У всякой философии, как считал Ж. Делёз, есть своя основополагающая аффективная тональность, с которой как раз и соотносится эстетика. И философски рассмотреть территорию познания единым эстетическим взглядом – значит постигнуть эстетическую организацию философского опыта познания, выявить разночтения в правилах доказательства мыслимого в эпистемологии, виртуозные приемы построения форм гносеологического мышления, стиль гносеологического письма, архитектурные очертания границ смысловых структур познавательного отношения, предписанных нам природой субъективности, его интеллектуальных символов, определить тембр звучания эпистемологического инструментария, обертоновую окраску голоса познания. И пока не будет выяснено, как создается и конструируется система познания, невозможно будет ее понять. Познание – бесконечный процесс, но как возможна архитектура бесконечного? Отвечая на вопрос о такой возможности невозможного, вопрос, за решение которого снова и снова берется и художник («я опять взялся за невозможное», писал Клод Моне), важно не утратить значение риторики текста, раскрыть очарование скептицизма, понять, как складывается весь пафос выполняемого в научном исследовании синтеза, как новое знание рождается на обломках старого, обрастая структурами авторизации для просмотра страниц сайта деятельности по его получению. Возможна даже пейзажная живопись самой гносеологии, и этот жанр нередко представляют в самых различных эстетических формах, например в форме комического. Как писал Ф. Ницше, «наши философы требуют, чтобы философия начиналась с критики познавательной способности, и это чуть ли не смешно: разве не маловероятно в весьма высокой степени то, что орган познания в состоянии “критиковать” себя самого, раз в отношении достигнутых результатов познания возникло недоверие?

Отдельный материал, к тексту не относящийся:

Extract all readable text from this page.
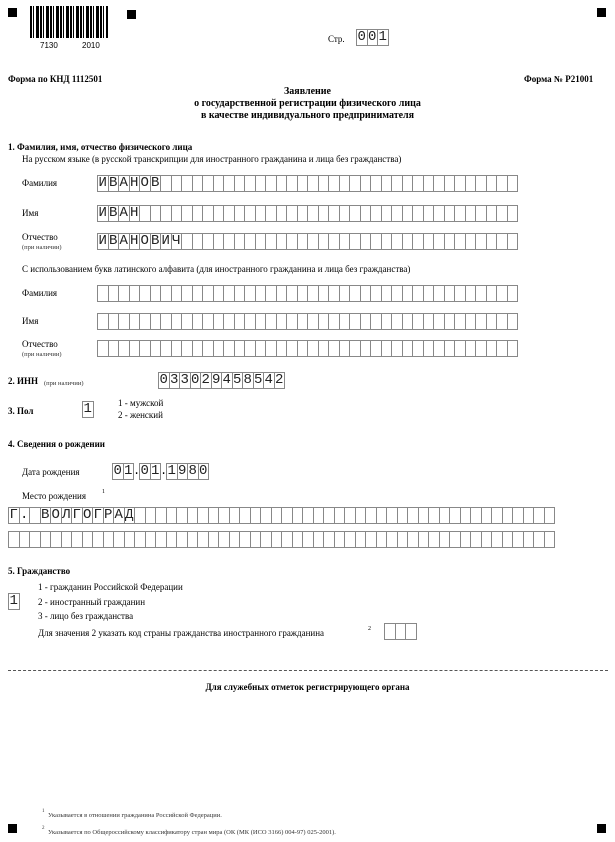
7130	2010
Стр. 0 0 1
Форма по КНД 1112501	Форма № Р21001
Заявление
о государственной регистрации физического лица
в качестве индивидуального предпринимателя
1. Фамилия, имя, отчество физического лица
На русском языке (в русской транскрипции для иностранного гражданина и лица без гражданства)
Фамилия	И В А Н О В
Имя	И В А Н
Отчество
(при наличии)	И В А Н О В И Ч
С использованием букв латинского алфавита (для иностранного гражданина и лица без гражданства)
Фамилия
Имя
Отчество
(при наличии)
2. ИНН (при наличии)	0 3 3 0 2 9 4 5 8 5 4 2
3. Пол	1	1 - мужской
2 - женский
4. Сведения о рождении
Дата рождения 0 1 . 0 1 . 1 9 8 0
Место рождения	1
Г . В О Л Г О Г Р А Д
5. Гражданство
1
1 - гражданин Российской Федерации
2 - иностранный гражданин
3 - лицо без гражданства
Для значения 2 указать код страны гражданства иностранного гражданина	2
Для служебных отметок регистрирующего органа
1
Указывается в отношении гражданина Российской Федерации.
2
Указывается по Общероссийскому классификатору стран мира (ОК (МК (ИСО 3166) 004-97) 025-2001).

§ 2. Искусственный интеллект как эстетическое произведение
Типичный пример современного произведения познания – искусственный интеллект, который заменяет жизнь нашего ума ее имитацией, он представляет собой искусно сделанное произведение культуры, а не природы, являясь интеллектуальным воспроизведением чего-то в нас, в нашем социальном составе; само искусственное становится здесь интеллектуальным, но не интеллигибельным. Уже существует целый массив научной литературы, посвященный проблематике технологической деятельности, которая выстраивается вокруг образа интеллектуального развития. Но пока невозможно найти в этом массиве труды, прорабатывающие саму идею искусственного интеллекта, дополненной реальности – хотя бы на том уровне, на котором в свое время прорабатывали идею машины Декарт или Ницше. Логика развития этой идеи движется у Картезия по территории понятий объективного совершенства и совершенной причины: «…если кто-либо обладает идеей какой-то весьма искусной машины, он с полным правом может себя спросить, по какой именно причине он таковой обладает: видел ли он где-нибудь такую машину, созданную кем-то другим, или он очень прилежно изучал науку механики, или, наконец, обладает такой силой таланта, что сумел изобрести ее сам, нигде и никогда раньше не видев? Ибо все то искусство, что заложено в вышеупомянутой идее лишь объективно или репрезентативно, должно содержаться в ее причине – какой бы эта причина ни была – не только объективно или репрезентативно (по крайней мере в первой и главной ее причине), но поистине формально (formaliter) или отчетливо (eminenter)»[71]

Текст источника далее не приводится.